OSAKA — A group protecting the human rights of Koreans living in Japan filed a protest Wednesday against Osaka Mayor Takafumi Isomura after he said the term “sangokujin,” used in recent remarks by Tokyo Gov. Shintaro Ishihara, is not derogatory.

Isomura told reporters Tuesday the word is not derogatory, but had hidden meaning for Japanese people who used it immediately after World War II.

Suh Jung Woo, head of the Osaka-based Human Rights Association for Koreans in Japan, said he wants to meet Isomura to find out what the mayor really meant by his comment.

“Sangokujin” literally means “people from third countries” and was used as a derogatory term after World War II for people from Japan’s former colonies in Korea and Taiwan.

“If we say the term is not derogatory, it means we allow oppression (of Korean residents in Japan) with this word. Such an attitude will only condone Ishihara’s remark,” Suh said.

Ishihara has been under fire both at home and abroad for his comments suggesting foreigners who have entered Japan illegally will riot if a major disaster hits Tokyo and calling on the Self-Defense Forces to crack down on them in the event of an emergency.
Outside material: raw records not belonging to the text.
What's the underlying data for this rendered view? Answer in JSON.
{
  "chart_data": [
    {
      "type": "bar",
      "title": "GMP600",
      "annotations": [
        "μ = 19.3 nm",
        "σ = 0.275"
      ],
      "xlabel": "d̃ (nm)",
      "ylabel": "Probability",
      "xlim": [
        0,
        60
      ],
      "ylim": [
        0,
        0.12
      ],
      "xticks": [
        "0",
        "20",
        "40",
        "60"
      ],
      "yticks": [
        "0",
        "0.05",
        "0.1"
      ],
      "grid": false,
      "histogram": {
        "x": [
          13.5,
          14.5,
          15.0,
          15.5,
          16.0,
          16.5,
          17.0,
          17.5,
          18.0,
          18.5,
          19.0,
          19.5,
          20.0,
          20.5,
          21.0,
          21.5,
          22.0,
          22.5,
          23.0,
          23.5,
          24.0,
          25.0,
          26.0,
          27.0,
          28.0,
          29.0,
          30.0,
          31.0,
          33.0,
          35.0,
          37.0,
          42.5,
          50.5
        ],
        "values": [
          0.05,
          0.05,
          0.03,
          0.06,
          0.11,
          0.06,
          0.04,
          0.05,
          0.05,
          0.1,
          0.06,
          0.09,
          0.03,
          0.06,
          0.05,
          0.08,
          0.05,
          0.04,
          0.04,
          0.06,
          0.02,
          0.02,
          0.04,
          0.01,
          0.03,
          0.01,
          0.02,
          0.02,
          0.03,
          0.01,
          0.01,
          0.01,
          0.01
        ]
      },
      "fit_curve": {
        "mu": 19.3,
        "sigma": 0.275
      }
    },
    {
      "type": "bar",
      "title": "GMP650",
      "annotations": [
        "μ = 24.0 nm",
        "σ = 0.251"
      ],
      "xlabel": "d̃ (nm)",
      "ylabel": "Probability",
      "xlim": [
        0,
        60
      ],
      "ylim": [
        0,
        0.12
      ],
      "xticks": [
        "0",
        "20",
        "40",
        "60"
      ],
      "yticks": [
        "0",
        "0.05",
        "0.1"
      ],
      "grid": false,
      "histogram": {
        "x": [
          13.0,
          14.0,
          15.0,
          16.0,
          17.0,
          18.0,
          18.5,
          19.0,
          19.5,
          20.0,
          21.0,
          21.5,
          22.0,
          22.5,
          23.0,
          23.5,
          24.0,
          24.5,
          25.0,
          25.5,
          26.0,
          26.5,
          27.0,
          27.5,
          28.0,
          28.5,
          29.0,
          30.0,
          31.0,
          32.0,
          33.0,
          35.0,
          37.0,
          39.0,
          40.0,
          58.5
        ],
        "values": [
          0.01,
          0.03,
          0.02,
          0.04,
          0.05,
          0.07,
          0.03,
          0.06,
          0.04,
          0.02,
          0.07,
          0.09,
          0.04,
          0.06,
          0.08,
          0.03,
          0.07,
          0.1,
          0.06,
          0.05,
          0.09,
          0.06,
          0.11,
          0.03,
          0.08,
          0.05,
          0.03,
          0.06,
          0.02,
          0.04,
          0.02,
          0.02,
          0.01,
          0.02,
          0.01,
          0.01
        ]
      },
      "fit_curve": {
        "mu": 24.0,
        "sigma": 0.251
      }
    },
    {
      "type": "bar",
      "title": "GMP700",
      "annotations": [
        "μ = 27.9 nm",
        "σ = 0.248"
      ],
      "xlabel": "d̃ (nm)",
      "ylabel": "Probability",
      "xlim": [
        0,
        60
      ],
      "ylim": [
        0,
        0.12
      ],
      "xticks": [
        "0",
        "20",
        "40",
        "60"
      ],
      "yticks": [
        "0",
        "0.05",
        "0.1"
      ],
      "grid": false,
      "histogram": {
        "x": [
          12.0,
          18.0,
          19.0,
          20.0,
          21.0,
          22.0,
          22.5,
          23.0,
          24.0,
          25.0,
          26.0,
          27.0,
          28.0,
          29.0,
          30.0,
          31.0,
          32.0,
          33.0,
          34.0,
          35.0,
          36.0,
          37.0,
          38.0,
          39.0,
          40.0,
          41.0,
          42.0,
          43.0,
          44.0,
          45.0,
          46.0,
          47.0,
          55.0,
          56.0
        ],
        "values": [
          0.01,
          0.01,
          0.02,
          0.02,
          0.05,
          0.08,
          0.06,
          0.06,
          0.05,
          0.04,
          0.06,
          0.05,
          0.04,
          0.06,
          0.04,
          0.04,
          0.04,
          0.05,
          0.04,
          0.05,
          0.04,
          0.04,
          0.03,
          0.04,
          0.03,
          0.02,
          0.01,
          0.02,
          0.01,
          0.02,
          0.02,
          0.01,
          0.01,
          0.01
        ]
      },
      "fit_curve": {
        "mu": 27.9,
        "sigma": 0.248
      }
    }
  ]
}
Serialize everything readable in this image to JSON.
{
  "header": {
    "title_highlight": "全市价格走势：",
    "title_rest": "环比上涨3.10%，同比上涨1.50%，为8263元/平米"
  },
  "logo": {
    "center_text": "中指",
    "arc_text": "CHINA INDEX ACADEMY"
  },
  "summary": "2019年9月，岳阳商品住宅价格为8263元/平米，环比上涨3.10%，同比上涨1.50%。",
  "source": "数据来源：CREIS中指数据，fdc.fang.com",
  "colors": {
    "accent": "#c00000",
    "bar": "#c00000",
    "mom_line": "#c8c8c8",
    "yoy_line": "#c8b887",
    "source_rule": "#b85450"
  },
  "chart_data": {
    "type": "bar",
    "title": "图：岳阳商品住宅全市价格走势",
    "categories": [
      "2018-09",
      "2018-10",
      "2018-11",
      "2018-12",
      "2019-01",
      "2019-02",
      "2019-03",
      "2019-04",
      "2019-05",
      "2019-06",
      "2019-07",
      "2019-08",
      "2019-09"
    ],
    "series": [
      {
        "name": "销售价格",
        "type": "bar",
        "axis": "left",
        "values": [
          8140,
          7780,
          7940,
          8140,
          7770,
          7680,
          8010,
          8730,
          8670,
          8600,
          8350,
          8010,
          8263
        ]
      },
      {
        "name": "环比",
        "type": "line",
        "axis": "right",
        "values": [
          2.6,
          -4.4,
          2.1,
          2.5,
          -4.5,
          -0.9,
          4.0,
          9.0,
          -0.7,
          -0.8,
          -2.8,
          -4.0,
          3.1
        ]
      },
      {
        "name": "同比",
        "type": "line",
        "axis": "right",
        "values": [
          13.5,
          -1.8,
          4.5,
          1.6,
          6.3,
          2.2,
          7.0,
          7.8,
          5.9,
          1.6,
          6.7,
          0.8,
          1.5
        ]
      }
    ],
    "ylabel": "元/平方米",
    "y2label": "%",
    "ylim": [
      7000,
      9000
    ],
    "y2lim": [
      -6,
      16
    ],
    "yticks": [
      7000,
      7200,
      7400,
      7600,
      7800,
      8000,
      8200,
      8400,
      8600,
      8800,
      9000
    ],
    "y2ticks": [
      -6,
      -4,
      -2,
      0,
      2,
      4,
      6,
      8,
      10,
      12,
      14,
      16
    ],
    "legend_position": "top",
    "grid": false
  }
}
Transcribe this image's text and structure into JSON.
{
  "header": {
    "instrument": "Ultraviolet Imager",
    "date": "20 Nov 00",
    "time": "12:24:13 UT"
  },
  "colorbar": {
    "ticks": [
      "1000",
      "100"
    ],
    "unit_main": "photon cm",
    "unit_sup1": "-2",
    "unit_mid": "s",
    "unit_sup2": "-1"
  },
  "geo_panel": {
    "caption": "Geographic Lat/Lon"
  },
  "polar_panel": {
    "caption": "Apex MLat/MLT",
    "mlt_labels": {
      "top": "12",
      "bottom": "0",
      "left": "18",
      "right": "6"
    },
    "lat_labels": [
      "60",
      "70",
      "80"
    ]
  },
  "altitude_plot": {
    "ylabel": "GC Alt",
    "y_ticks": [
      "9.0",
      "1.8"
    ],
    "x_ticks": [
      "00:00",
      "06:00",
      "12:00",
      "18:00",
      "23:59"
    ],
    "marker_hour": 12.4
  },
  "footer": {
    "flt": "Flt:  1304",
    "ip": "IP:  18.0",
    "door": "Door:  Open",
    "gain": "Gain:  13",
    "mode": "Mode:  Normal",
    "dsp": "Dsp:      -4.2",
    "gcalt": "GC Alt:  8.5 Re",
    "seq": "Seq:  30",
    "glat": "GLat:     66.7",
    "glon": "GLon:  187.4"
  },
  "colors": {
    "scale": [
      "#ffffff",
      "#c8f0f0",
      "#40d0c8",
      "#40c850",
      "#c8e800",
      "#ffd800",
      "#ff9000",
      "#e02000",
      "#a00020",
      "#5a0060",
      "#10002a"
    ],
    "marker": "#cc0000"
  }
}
Ishihara has drawn fire from many foreigners for using the term “sangokujin” and for remarks against foreigners in general, but has also received a high level of support from ordinary Japanese citizens.

The government has tried not to be drawn into the issue, with Prime Minister Yoshiro Mori saying Ishihara’s remarks “may have been inappropriate” and that he is “not in a position” to comment on them.